Hmmmm….firefighting to save the south east wing of a stately home which her ilk has been systematically pillaging and torching for four decades (?)
Listening to the debate in parliament yesterday was depressing. There was mention of:
Leaving without paying anything to the EU (so the UK doesn’t care about its obligations to other countries now?)
Exiting the backstop unilaterally (It’s not a backstop then is it)
Surrender to foreign powers (give me strength)
I would be happier (not happy, but happier) if I thought all of this was just posturing, but it seems that some of our MPs really are dim enough to believe this stuff!
I regret that they are that stupid
Channel 4 was in Wales tonight.
The highlight of an interview with a number of ‘real people’ was a mad as a hatter vicar extolling the virtues of the Prime Minister. But what really caught my attention was a young woman who said that she felt that the most disappointing thing she was seeing was a lack of confidence in Britain and that somehow we couldn’t make it alone.
I hear a lot of this.

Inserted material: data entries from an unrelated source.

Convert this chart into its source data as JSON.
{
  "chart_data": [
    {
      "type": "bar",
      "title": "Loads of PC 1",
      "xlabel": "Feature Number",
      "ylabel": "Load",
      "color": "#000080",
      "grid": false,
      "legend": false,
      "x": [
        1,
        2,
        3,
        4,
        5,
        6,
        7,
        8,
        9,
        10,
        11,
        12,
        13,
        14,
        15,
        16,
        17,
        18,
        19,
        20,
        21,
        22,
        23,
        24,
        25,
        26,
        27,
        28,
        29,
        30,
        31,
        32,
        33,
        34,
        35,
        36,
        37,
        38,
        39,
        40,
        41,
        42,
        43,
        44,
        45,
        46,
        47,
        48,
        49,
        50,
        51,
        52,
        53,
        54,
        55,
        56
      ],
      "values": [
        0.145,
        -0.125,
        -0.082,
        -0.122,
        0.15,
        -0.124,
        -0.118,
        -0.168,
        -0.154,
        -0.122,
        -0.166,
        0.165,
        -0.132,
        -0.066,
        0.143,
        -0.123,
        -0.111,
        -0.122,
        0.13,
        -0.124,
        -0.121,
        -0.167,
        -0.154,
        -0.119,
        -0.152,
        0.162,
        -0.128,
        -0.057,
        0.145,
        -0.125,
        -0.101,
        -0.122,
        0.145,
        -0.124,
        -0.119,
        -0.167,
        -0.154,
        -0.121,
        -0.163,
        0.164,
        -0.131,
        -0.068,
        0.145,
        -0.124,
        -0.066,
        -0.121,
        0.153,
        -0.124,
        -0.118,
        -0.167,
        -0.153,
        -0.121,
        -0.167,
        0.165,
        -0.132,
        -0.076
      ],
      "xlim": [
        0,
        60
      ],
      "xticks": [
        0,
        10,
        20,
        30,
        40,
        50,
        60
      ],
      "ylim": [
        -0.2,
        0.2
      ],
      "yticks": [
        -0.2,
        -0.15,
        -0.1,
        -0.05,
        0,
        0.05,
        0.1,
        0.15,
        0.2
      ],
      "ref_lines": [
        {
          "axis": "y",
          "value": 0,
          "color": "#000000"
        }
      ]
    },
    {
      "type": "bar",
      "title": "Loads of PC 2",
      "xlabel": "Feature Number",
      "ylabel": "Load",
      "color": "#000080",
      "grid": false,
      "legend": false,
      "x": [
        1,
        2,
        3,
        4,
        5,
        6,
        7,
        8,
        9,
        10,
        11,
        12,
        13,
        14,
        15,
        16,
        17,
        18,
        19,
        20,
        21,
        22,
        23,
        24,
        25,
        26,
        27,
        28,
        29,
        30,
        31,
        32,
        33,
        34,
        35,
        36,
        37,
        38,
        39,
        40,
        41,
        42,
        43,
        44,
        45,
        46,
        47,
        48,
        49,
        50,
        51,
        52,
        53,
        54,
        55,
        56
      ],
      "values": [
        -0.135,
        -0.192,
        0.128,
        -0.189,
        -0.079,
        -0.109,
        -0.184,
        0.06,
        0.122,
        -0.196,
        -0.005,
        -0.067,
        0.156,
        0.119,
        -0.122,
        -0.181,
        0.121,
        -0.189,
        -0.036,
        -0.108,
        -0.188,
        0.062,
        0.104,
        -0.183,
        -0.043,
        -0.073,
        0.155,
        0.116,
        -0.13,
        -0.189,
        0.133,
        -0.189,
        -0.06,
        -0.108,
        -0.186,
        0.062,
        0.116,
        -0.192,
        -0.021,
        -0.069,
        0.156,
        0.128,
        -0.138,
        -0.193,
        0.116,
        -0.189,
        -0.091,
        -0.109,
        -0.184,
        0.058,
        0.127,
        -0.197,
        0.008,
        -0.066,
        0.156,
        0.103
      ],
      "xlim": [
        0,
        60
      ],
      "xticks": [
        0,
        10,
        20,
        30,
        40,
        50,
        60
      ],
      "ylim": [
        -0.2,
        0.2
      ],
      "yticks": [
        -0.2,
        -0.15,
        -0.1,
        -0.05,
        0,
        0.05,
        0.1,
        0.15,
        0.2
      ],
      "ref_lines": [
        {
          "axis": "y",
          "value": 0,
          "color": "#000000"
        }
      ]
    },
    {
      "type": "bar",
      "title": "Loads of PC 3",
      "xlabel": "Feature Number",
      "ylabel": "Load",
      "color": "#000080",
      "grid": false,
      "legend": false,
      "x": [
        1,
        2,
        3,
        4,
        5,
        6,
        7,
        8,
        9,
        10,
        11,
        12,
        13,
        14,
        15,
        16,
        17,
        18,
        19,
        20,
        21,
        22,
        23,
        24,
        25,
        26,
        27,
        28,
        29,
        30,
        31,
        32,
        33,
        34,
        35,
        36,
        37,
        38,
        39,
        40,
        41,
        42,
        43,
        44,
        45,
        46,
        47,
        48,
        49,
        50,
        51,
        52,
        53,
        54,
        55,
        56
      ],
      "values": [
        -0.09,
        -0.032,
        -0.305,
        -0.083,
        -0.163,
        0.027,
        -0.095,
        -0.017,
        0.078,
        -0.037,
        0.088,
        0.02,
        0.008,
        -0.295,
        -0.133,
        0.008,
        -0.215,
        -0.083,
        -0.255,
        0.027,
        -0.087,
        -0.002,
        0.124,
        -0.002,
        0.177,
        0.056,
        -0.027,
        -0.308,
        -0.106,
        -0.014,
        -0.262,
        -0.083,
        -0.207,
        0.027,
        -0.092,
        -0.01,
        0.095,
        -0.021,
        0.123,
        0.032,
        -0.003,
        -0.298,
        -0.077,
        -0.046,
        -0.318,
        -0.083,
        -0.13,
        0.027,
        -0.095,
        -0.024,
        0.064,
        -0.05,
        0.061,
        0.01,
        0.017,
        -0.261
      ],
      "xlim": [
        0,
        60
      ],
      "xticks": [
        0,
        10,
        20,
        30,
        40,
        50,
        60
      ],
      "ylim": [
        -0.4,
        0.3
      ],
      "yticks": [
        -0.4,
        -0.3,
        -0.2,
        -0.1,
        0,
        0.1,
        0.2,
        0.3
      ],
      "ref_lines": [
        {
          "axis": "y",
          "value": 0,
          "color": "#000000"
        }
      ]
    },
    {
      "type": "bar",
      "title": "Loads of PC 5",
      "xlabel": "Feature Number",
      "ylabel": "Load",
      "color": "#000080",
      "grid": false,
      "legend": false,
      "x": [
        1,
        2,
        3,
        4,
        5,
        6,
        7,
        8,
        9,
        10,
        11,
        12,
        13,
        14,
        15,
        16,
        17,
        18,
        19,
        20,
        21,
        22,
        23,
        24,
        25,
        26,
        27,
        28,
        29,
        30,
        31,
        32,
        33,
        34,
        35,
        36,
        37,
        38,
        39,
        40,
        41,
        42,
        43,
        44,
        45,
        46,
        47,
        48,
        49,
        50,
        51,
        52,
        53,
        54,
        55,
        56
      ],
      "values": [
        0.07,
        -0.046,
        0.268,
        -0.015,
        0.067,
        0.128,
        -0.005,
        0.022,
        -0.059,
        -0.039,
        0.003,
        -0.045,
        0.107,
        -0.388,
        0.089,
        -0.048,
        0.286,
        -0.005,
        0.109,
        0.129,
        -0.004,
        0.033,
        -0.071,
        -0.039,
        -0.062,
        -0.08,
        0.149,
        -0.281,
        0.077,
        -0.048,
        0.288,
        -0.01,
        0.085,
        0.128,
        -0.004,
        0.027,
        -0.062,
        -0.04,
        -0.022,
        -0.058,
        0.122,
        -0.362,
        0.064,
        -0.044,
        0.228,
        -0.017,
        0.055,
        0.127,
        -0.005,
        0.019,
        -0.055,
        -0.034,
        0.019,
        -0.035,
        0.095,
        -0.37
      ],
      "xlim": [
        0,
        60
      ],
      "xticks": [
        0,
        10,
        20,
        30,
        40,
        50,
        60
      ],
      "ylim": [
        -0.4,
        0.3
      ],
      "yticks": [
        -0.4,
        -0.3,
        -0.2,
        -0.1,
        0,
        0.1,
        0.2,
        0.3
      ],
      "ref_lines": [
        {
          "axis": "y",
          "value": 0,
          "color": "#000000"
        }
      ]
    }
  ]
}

But we’ve never been alone. Even in WWII we had support. And there is no way we could have been on the winning side without that help.
What changed after two world wars though was that we lost the vestiges of our empire and became a truly very small country still trying to punch above its weight.
People who talk of taking us back to a time similar to the Empire are just deluded.
The future has been here for a long time already and it is going to be more salient. The truth is that in the future there will have to be more interdependence and perhaps less competition and more co-operation between nations as resources come under pressure. And you need to be part of a bigger trading block to be safe in such a world. You need to be a member of a gang.
But still, far too many of we Brits end up falling in love with the England in our history thinking that we can relive it. We can’t OK? Those days have gone. It’s over. Britain was Globalisation once. But not now.
For God’s sake I say, wake up and smell the coffee.
We need friends and even enemies we can safely disagree with.
That is what we need going forward.
That is the now, and the future.
Agreed
PSR – Watched the same programme with my wife and daughter. There was another nutter as well as the vicar (do they pick them especially?) but it was the young woman who baffled us all, especially my daughter. What kind of a bubble must she have grown up and live in? How do these kinds of isolationist views get formed and reinforced?
I can understand the nostalgia in an older generation though the ones I know who actually fought in the war were all Remain. They understood the significance of the EU for peace. I can empathise with the so called left behind whilst believing that they are shooting at entirely the wrong target (EU rather than Tories). I’ll still question why those in major cities such as Bristol or London who live with Poverty and housing as bad as anywhere did not choose to blame their problems on an ‘other’.
But to find those dreams of Empire and Britain rules the world coming from from younger folk… As others have said, maybe some lessons need to learned and from that a degree of humility. I fear the opposite as we are seeing already – ever more blame being helped on others, be they at home or abroad. Whilst the real causes continue to be ignored and avoided.
On a positive note, great to see Amelia Gentleman and Carole Cadwalladr being rewarded for their great work on Windrush and the corruption behind the referendum.